As we walk further into the museum, we come to “Romare Bearden: Abstraction,” the first in-depth examination of the artist’s work with abstraction, shown in context with Bearden’s more widely known collages (through Sept. 18). Here, Kelley pauses to point out two untitled mixed-media works from Bearden, including one that features just enough bits of newspaper that it feels like you could just move some of the other paper from the collage out of the way to reveal a full, intact print ad.

“There’s just something about them that’s so different from the rest of them in this room from this period of Bearden’s work,” says Kelley. “They’re much more figurative. These are actually like full figures in motion interacting with each other. It’s more of a graphic cartoony quality as well. And I like his use of the newspaper articles, like how much of the text is still preserved.”

As our conversation winds down, I ask Kelley for his favorite place in the museum. It’s a tough ask, especially considering the fact that the walls literally move around when new exhibitions are installed.

“It’s an ever-changing labyrinth here,” jokes Kelley. “I think there’s one last one I want to talk about in our permanent collection that I’ve found really interesting.”

He points to an item in a glass case toward the center of the gallery containing items from the Frye Art Museum’s archives. In the early 20th century, Charles and Emma Frye, who gifted the Frye Art Museum’s founding collection of European art, were owners of the local meatpacking plant Frye & Co. Displayed in the museum’s glass case is a piece of its history: a “Frye’s BAR-F Brand Beef” product label, dated 1910-1950.

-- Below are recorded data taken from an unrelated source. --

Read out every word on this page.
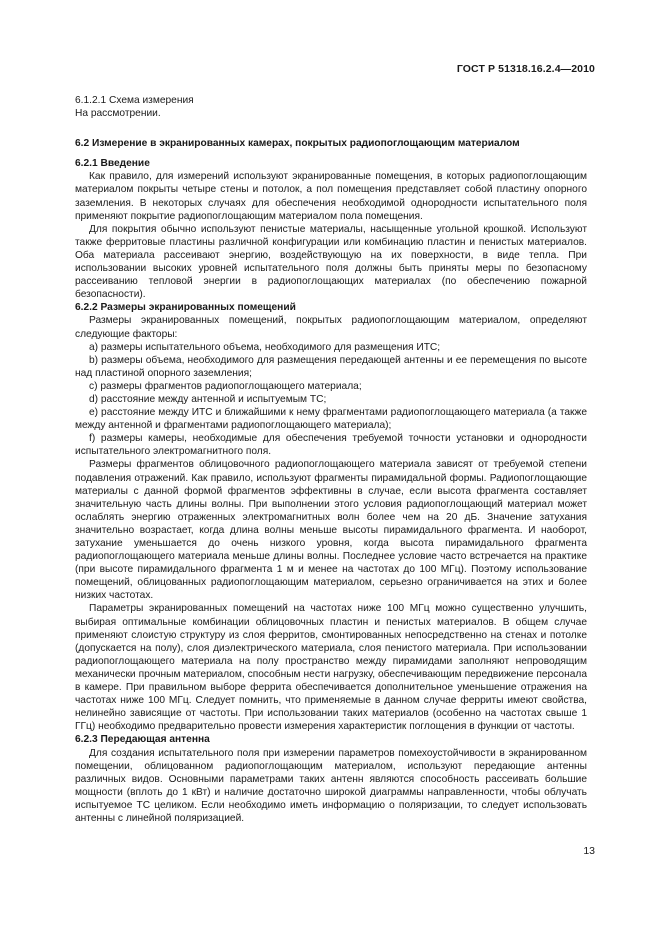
ГОСТ Р 51318.16.2.4—2010

6.1.2.1 Схема измерения

На рассмотрении.

6.2 Измерение в экранированных камерах, покрытых радиопоглощающим материалом

6.2.1 Введение

Как правило, для измерений используют экранированные помещения, в которых радиопоглощающим материалом покрыты четыре стены и потолок, а пол помещения представляет собой пластину опорного заземления. В некоторых случаях для обеспечения необходимой однородности испытательного поля применяют покрытие радиопоглощающим материалом пола помещения.

Для покрытия обычно используют пенистые материалы, насыщенные угольной крошкой. Используют также ферритовые пластины различной конфигурации или комбинацию пластин и пенистых материалов. Оба материала рассеивают энергию, воздействующую на их поверхности, в виде тепла. При использовании высоких уровней испытательного поля должны быть приняты меры по безопасному рассеиванию тепловой энергии в радиопоглощающих материалах (по обеспечению пожарной безопасности).

6.2.2 Размеры экранированных помещений

Размеры экранированных помещений, покрытых радиопоглощающим материалом, определяют следующие факторы:

a) размеры испытательного объема, необходимого для размещения ИТС;

b) размеры объема, необходимого для размещения передающей антенны и ее перемещения по высоте над пластиной опорного заземления;

c) размеры фрагментов радиопоглощающего материала;

d) расстояние между антенной и испытуемым ТС;

e) расстояние между ИТС и ближайшими к нему фрагментами радиопоглощающего материала (а также между антенной и фрагментами радиопоглощающего материала);

f) размеры камеры, необходимые для обеспечения требуемой точности установки и однородности испытательного электромагнитного поля.

Размеры фрагментов облицовочного радиопоглощающего материала зависят от требуемой степени подавления отражений. Как правило, используют фрагменты пирамидальной формы. Радиопоглощающие материалы с данной формой фрагментов эффективны в случае, если высота фрагмента составляет значительную часть длины волны. При выполнении этого условия радиопоглощающий материал может ослаблять энергию отраженных электромагнитных волн более чем на 20 дБ. Значение затухания значительно возрастает, когда длина волны меньше высоты пирамидального фрагмента. И наоборот, затухание уменьшается до очень низкого уровня, когда высота пирамидального фрагмента радиопоглощающего материала меньше длины волны. Последнее условие часто встречается на практике (при высоте пирамидального фрагмента 1 м и менее на частотах до 100 МГц). Поэтому использование помещений, облицованных радиопоглощающим материалом, серьезно ограничивается на этих и более низких частотах.

Параметры экранированных помещений на частотах ниже 100 МГц можно существенно улучшить, выбирая оптимальные комбинации облицовочных пластин и пенистых материалов. В общем случае применяют слоистую структуру из слоя ферритов, смонтированных непосредственно на стенах и потолке (допускается на полу), слоя диэлектрического материала, слоя пенистого материала. При использовании радиопоглощающего материала на полу пространство между пирамидами заполняют непроводящим механически прочным материалом, способным нести нагрузку, обеспечивающим передвижение персонала в камере. При правильном выборе феррита обеспечивается дополнительное уменьшение отражения на частотах ниже 100 МГц. Следует помнить, что применяемые в данном случае ферриты имеют свойства, нелинейно зависящие от частоты. При использовании таких материалов (особенно на частотах свыше 1 ГГц) необходимо предварительно провести измерения характеристик поглощения в функции от частоты.

6.2.3 Передающая антенна

Для создания испытательного поля при измерении параметров помехоустойчивости в экранированном помещении, облицованном радиопоглощающим материалом, используют передающие антенны различных видов. Основными параметрами таких антенн являются способность рассеивать большие мощности (вплоть до 1 кВт) и наличие достаточно широкой диаграммы направленности, чтобы облучать испытуемое ТС целиком. Если необходимо иметь информацию о поляризации, то следует использовать антенны с линейной поляризацией.

13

“This isn’t so much artwork as it is Frye history that I thought was really weird,” Kelley says. “They’ve got the label for one of their cans of beef. BAR-F Beef. And I think it’s interesting that it’s barf. Another guard and I actually went back and tried to look up the history of the word barf, and this predates it.”

They seem to be right. While the exact origin is unknown, multiple dictionaries and etymology resources point to the slang term for vomiting dating back to 1960, with the earliest dating it in 1956.

“That’s what you can find out when you’re staring at this stuff all day,” Kelley says. “You get so many questions about the artwork, you’ve got to look them up.”